Comparison testing of machine learning algorithms separability on Raman spectra of skin cancer

Abstract

The aim of this research is maximizing differentiation quality of skin neoplasms by Raman Spectroscopy (RS) and Autofluorescence (AF) using conventional Machine Learning (ML) algorithms (which means excluding Neural Networks). Thus, a basic task of this research consists of making and testing ML algorithm ensembles on Raman spectra, that were obtained in vivo in Samara Oncology Clinical Center. The data (spectra) have been obtained in a form of text files containing the identifier of a patient, as well as a Raman spectrum in the form of pair values – a wavelength and an appropriate value. All data (964 spectra) has been divided for two classes: Tumor and Skin. Further preprocessing of the input data and the analysis of models of machine learning for a problem of classification have been carried out. We used the following ML tools, namely Python 3.7.3, an open source ML libraries Scikit-learn v0.21.2, NumPy 1.17.0, and Pandas 1.0.1, IDE Anaconda Enterprise 5.3 and cloud service Google Colaboratory with an interactive environment Jupyter Notebook.
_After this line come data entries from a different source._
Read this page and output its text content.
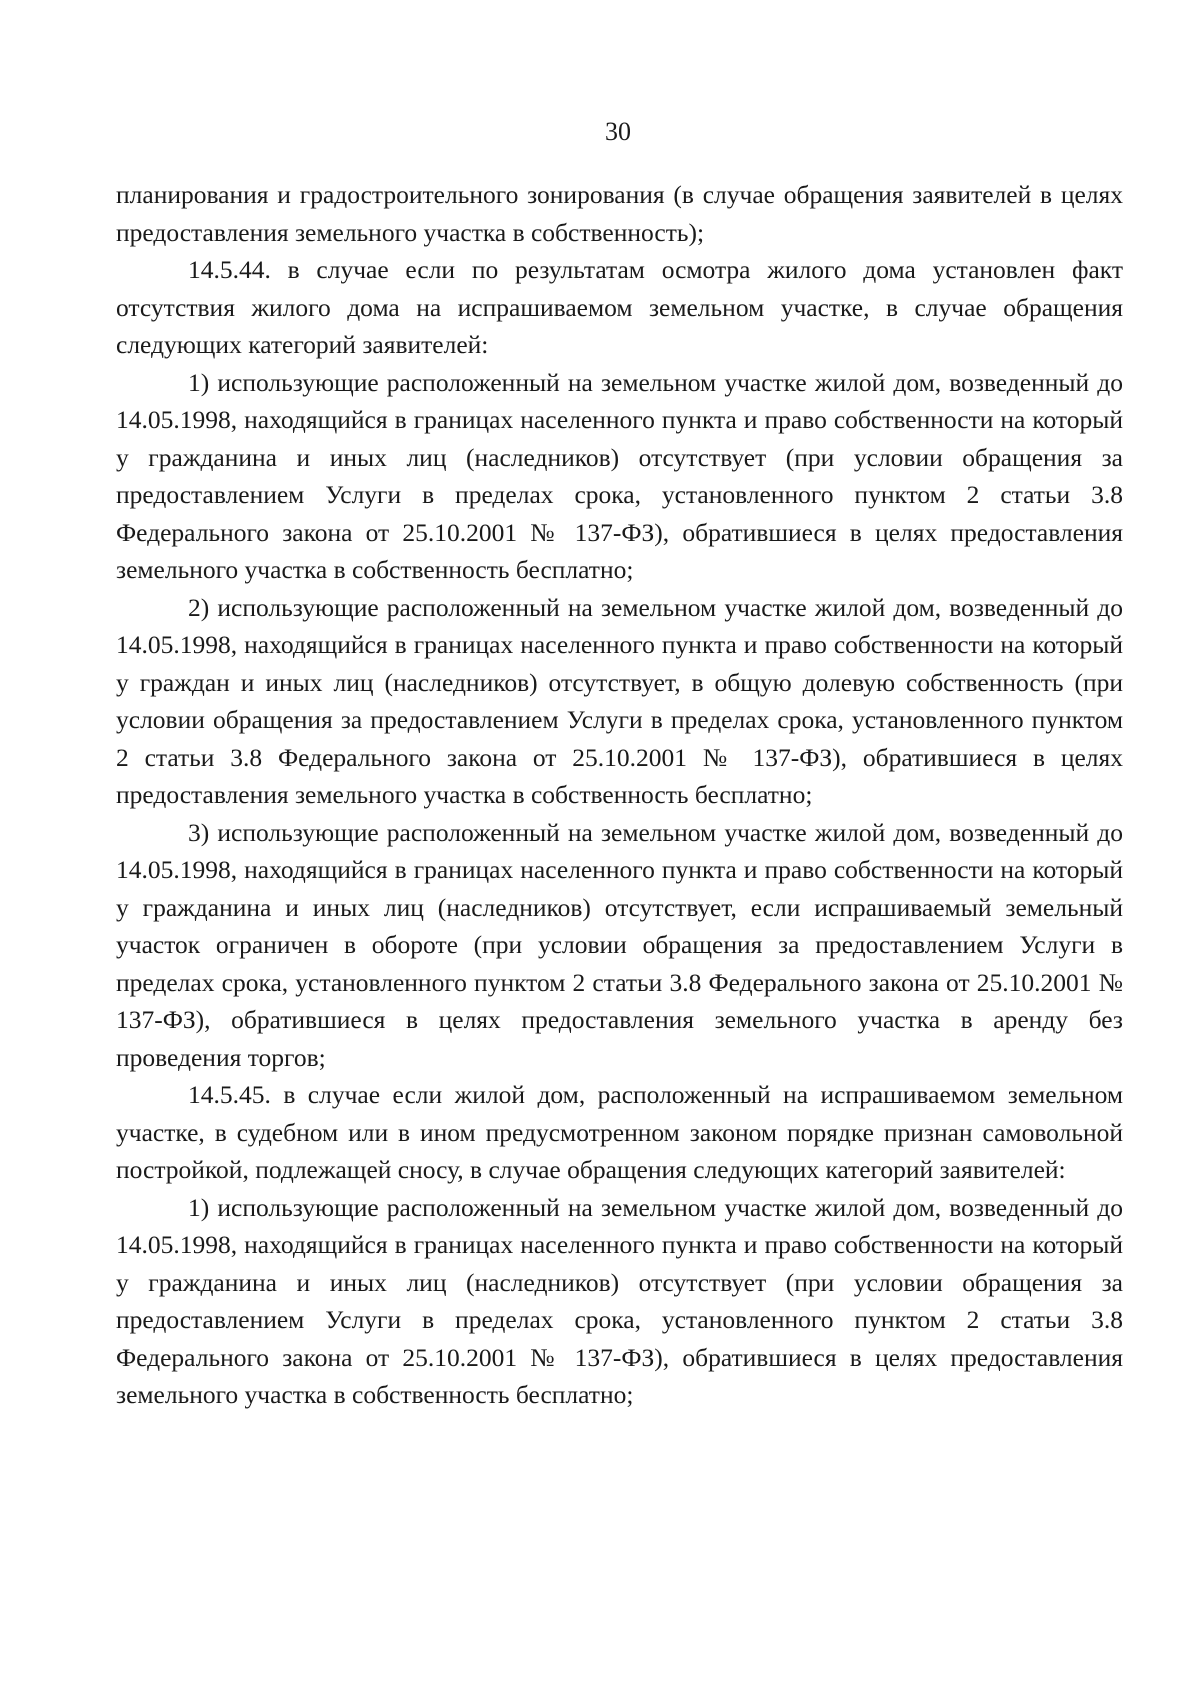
30

планирования и градостроительного зонирования (в случае обращения заявителей в целях предоставления земельного участка в собственность);

14.5.44. в случае если по результатам осмотра жилого дома установлен факт отсутствия жилого дома на испрашиваемом земельном участке, в случае обращения следующих категорий заявителей:

1) использующие расположенный на земельном участке жилой дом, возведенный до 14.05.1998, находящийся в границах населенного пункта и право собственности на который у гражданина и иных лиц (наследников) отсутствует (при условии обращения за предоставлением Услуги в пределах срока, установленного пунктом 2 статьи 3.8 Федерального закона от 25.10.2001 № 137-ФЗ), обратившиеся в целях предоставления земельного участка в собственность бесплатно;

2) использующие расположенный на земельном участке жилой дом, возведенный до 14.05.1998, находящийся в границах населенного пункта и право собственности на который у граждан и иных лиц (наследников) отсутствует, в общую долевую собственность (при условии обращения за предоставлением Услуги в пределах срока, установленного пунктом 2 статьи 3.8 Федерального закона от 25.10.2001 № 137-ФЗ), обратившиеся в целях предоставления земельного участка в собственность бесплатно;

3) использующие расположенный на земельном участке жилой дом, возведенный до 14.05.1998, находящийся в границах населенного пункта и право собственности на который у гражданина и иных лиц (наследников) отсутствует, если испрашиваемый земельный участок ограничен в обороте (при условии обращения за предоставлением Услуги в пределах срока, установленного пунктом 2 статьи 3.8 Федерального закона от 25.10.2001 № 137-ФЗ), обратившиеся в целях предоставления земельного участка в аренду без проведения торгов;

14.5.45. в случае если жилой дом, расположенный на испрашиваемом земельном участке, в судебном или в ином предусмотренном законом порядке признан самовольной постройкой, подлежащей сносу, в случае обращения следующих категорий заявителей:

1) использующие расположенный на земельном участке жилой дом, возведенный до 14.05.1998, находящийся в границах населенного пункта и право собственности на который у гражданина и иных лиц (наследников) отсутствует (при условии обращения за предоставлением Услуги в пределах срока, установленного пунктом 2 статьи 3.8 Федерального закона от 25.10.2001 № 137-ФЗ), обратившиеся в целях предоставления земельного участка в собственность бесплатно;
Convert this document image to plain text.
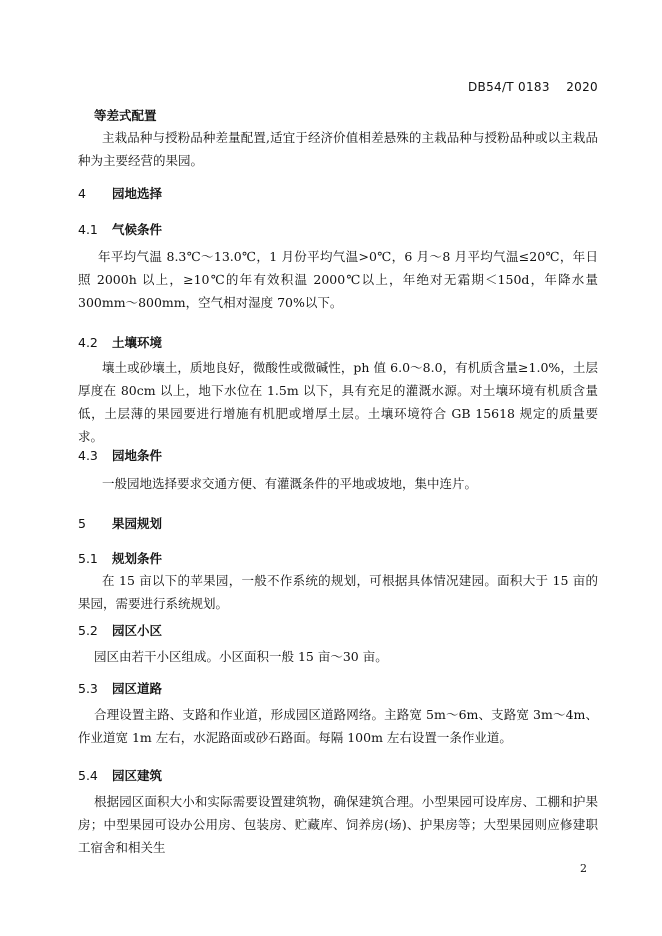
DB54/T 0183 2020
等差式配置
主栽品种与授粉品种差量配置,适宜于经济价值相差悬殊的主栽品种与授粉品种或以主栽品种为主要经营的果园。
4 园地选择
4.1 气候条件
年平均气温 8.3℃～13.0℃，1 月份平均气温>0℃，6 月～8 月平均气温≤20℃，年日照 2000h 以上，≥10℃的年有效积温 2000℃以上，年绝对无霜期＜150d，年降水量 300mm～800mm，空气相对湿度 70%以下。
4.2 土壤环境
壤土或砂壤土，质地良好，微酸性或微碱性，ph 值 6.0～8.0，有机质含量≥1.0%，土层厚度在 80cm 以上，地下水位在 1.5m 以下，具有充足的灌溉水源。对土壤环境有机质含量低，土层薄的果园要进行增施有机肥或增厚土层。土壤环境符合 GB 15618 规定的质量要求。
4.3 园地条件
一般园地选择要求交通方便、有灌溉条件的平地或坡地，集中连片。
5 果园规划
5.1 规划条件
在 15 亩以下的苹果园，一般不作系统的规划，可根据具体情况建园。面积大于 15 亩的果园，需要进行系统规划。
5.2 园区小区
园区由若干小区组成。小区面积一般 15 亩～30 亩。
5.3 园区道路
合理设置主路、支路和作业道，形成园区道路网络。主路宽 5m～6m、支路宽 3m～4m、作业道宽 1m 左右，水泥路面或砂石路面。每隔 100m 左右设置一条作业道。
5.4 园区建筑
根据园区面积大小和实际需要设置建筑物，确保建筑合理。小型果园可设库房、工棚和护果房；中型果园可设办公用房、包装房、贮藏库、饲养房(场)、护果房等；大型果园则应修建职工宿舍和相关生
2
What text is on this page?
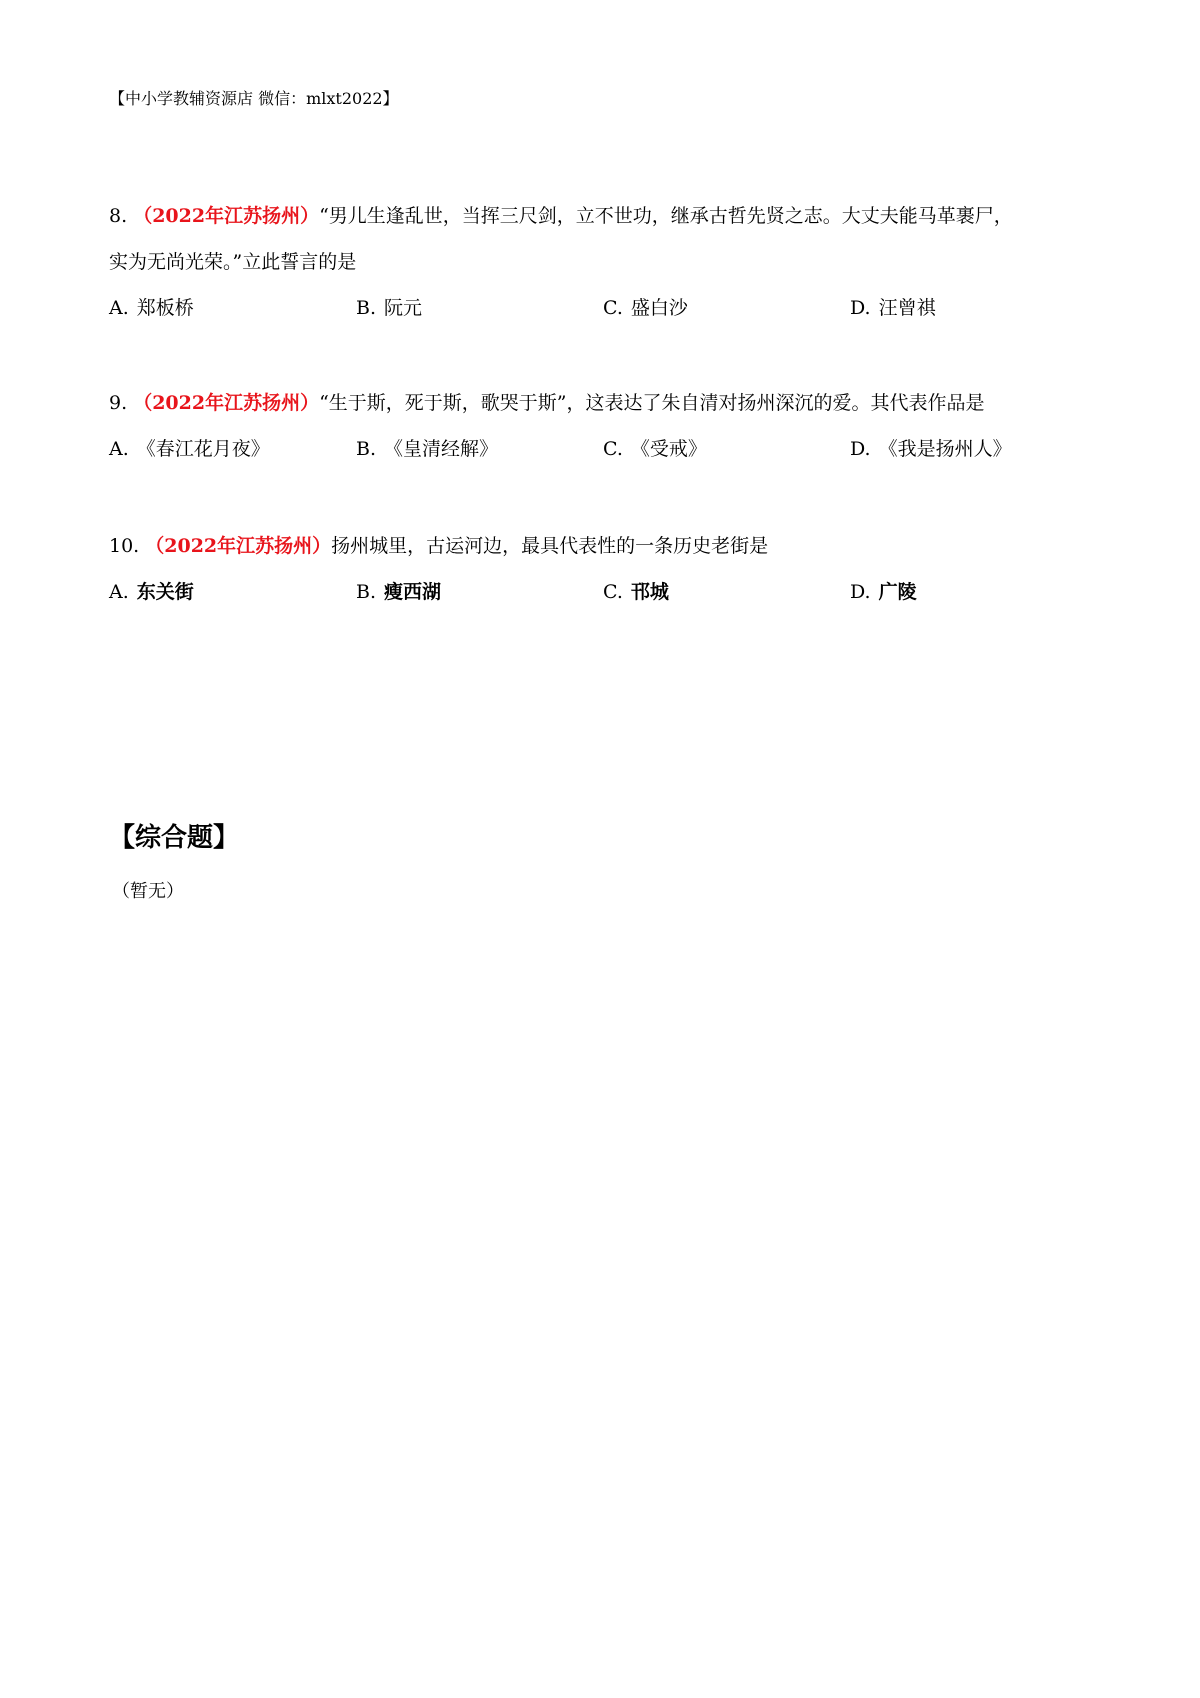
【中小学教辅资源店 微信：mlxt2022】
8. （2022年江苏扬州）“男儿生逢乱世，当挥三尺剑，立不世功，继承古哲先贤之志。大丈夫能马革裹尸，
实为无尚光荣。”立此誓言的是
A. 郑板桥	B. 阮元	C. 盛白沙	D. 汪曾祺
9. （2022年江苏扬州）“生于斯，死于斯，歌哭于斯”，这表达了朱自清对扬州深沉的爱。其代表作品是
A. 《春江花月夜》	B. 《皇清经解》	C. 《受戒》	D. 《我是扬州人》
10. （2022年江苏扬州）扬州城里，古运河边，最具代表性的一条历史老街是
A. 东关街	B. 瘦西湖	C. 邗城	D. 广陵
【综合题】
（暂无）
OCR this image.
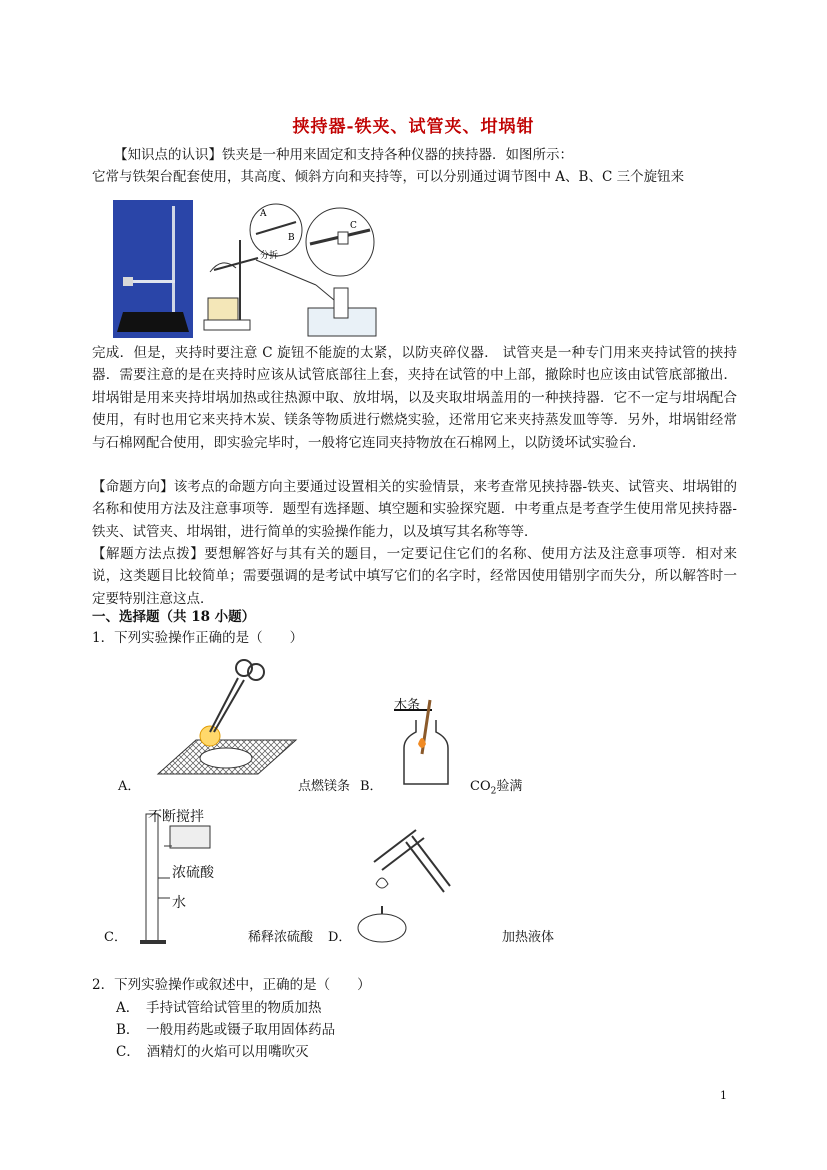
挟持器-铁夹、试管夹、坩埚钳
【知识点的认识】铁夹是一种用来固定和支持各种仪器的挟持器．如图所示：
它常与铁架台配套使用，其高度、倾斜方向和夹持等，可以分别通过调节图中 A、B、C 三个旋钮来
A
B
分拆
C
完成．但是，夹持时要注意 C 旋钮不能旋的太紧，以防夹碎仪器． 试管夹是一种专门用来夹持试管的挟持器．需要注意的是在夹持时应该从试管底部往上套，夹持在试管的中上部，撤除时也应该由试管底部撤出． 坩埚钳是用来夹持坩埚加热或往热源中取、放坩埚，以及夹取坩埚盖用的一种挟持器．它不一定与坩埚配合使用，有时也用它来夹持木炭、镁条等物质进行燃烧实验，还常用它来夹持蒸发皿等等．另外，坩埚钳经常与石棉网配合使用，即实验完毕时，一般将它连同夹持物放在石棉网上，以防烫坏试实验台.
【命题方向】该考点的命题方向主要通过设置相关的实验情景，来考查常见挟持器-铁夹、试管夹、坩埚钳的名称和使用方法及注意事项等．题型有选择题、填空题和实验探究题．中考重点是考查学生使用常见挟持器-铁夹、试管夹、坩埚钳，进行简单的实验操作能力，以及填写其名称等等．
【解题方法点拨】要想解答好与其有关的题目，一定要记住它们的名称、使用方法及注意事项等．相对来说，这类题目比较简单；需要强调的是考试中填写它们的名字时，经常因使用错别字而失分，所以解答时一定要特别注意这点．
一、选择题（共 18 小题）
1．下列实验操作正确的是（　　）
A．	点燃镁条
木条
B．	$CO_2$验满
不断搅拌
浓硫酸
水
C．	稀释浓硫酸 D．	加热液体
2．下列实验操作或叙述中，正确的是（　　）
A．　手持试管给试管里的物质加热
B．　一般用药匙或镊子取用固体药品
C．　酒精灯的火焰可以用嘴吹灭
1
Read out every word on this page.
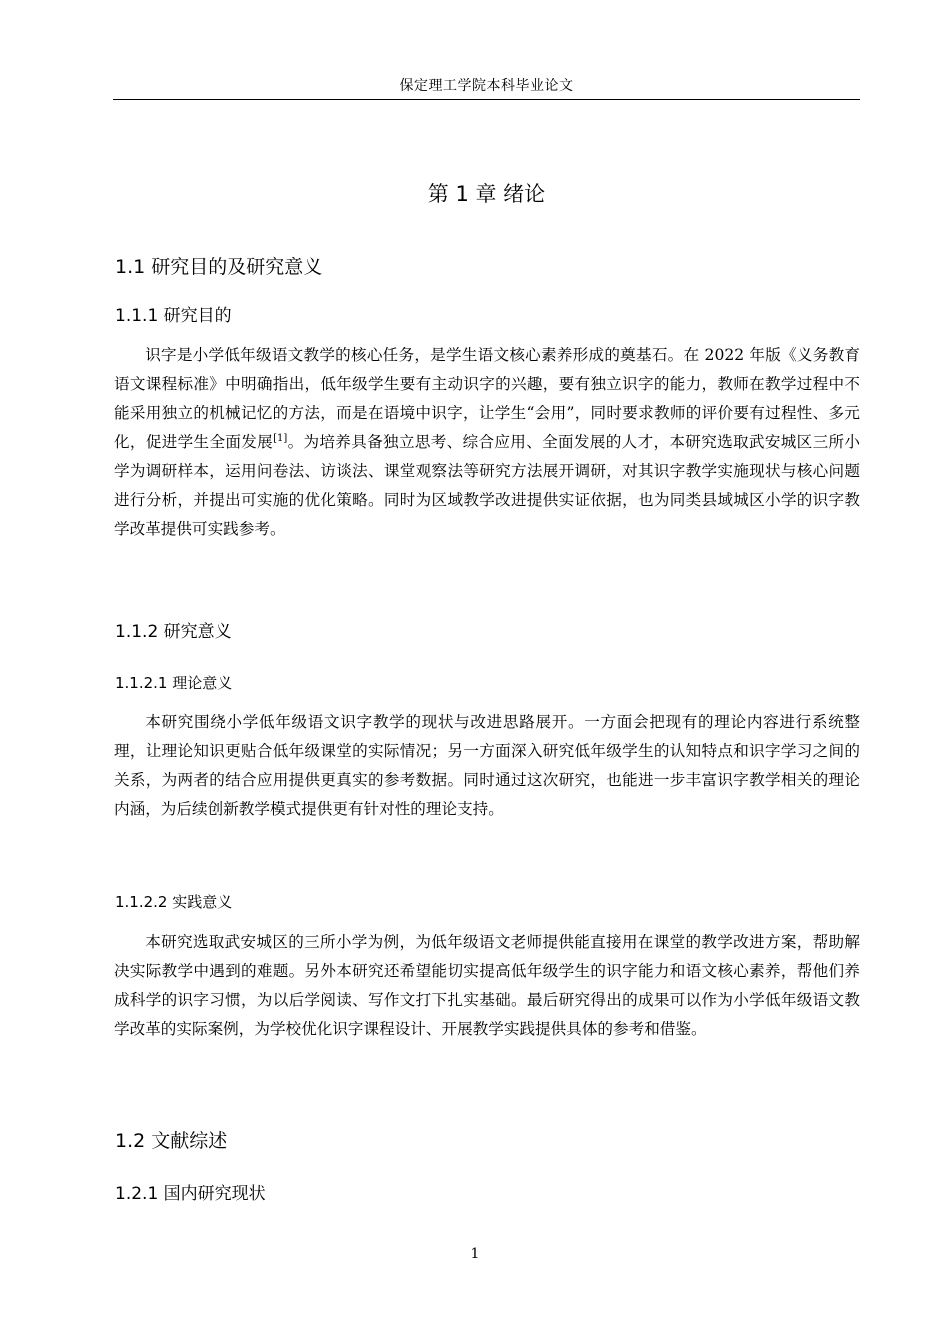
保定理工学院本科毕业论文
第 1 章 绪论
1.1 研究目的及研究意义
1.1.1 研究目的

识字是小学低年级语文教学的核心任务，是学生语文核心素养形成的奠基石。在 2022 年版《义务教育语文课程标准》中明确指出，低年级学生要有主动识字的兴趣，要有独立识字的能力，教师在教学过程中不能采用独立的机械记忆的方法，而是在语境中识字，让学生“会用”，同时要求教师的评价要有过程性、多元化，促进学生全面发展[1]。为培养具备独立思考、综合应用、全面发展的人才，本研究选取武安城区三所小学为调研样本，运用问卷法、访谈法、课堂观察法等研究方法展开调研，对其识字教学实施现状与核心问题进行分析，并提出可实施的优化策略。同时为区域教学改进提供实证依据，也为同类县域城区小学的识字教学改革提供可实践参考。

1.1.2 研究意义
1.1.2.1 理论意义

本研究围绕小学低年级语文识字教学的现状与改进思路展开。一方面会把现有的理论内容进行系统整理，让理论知识更贴合低年级课堂的实际情况；另一方面深入研究低年级学生的认知特点和识字学习之间的关系，为两者的结合应用提供更真实的参考数据。同时通过这次研究，也能进一步丰富识字教学相关的理论内涵，为后续创新教学模式提供更有针对性的理论支持。

1.1.2.2 实践意义

本研究选取武安城区的三所小学为例，为低年级语文老师提供能直接用在课堂的教学改进方案，帮助解决实际教学中遇到的难题。另外本研究还希望能切实提高低年级学生的识字能力和语文核心素养，帮他们养成科学的识字习惯，为以后学阅读、写作文打下扎实基础。最后研究得出的成果可以作为小学低年级语文教学改革的实际案例，为学校优化识字课程设计、开展教学实践提供具体的参考和借鉴。

1.2 文献综述
1.2.1 国内研究现状
1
Machine learning models that show a high accuracy result include Classification and Regression Tree (CART), Support Vector Classification (SVC), Logistic Regression (LR), K-nearest neighbors algorithm (KNN). These classifiers show high quality classification on standard parameters already. The Soft Voting Classification module was selected as an ensemble, that allows us to use several models of classifiers that are not similar to each other at once, combine them into one classifier. Results of this ensemble testing from these ML algorithms showed that the classification accuracy, unlike the best qualifier, has not been increased. However, the metrics of classification quality show that the model has become stabler and steady. Results: specificity - 93%, sensitivity - 88, harmonic mean between precision and recall (F1 score) - 90%. An analysis of validation and training curves indicated a small size of training data and, for some cases, a high complexity of the model, which led to a decrease in the classification accuracy.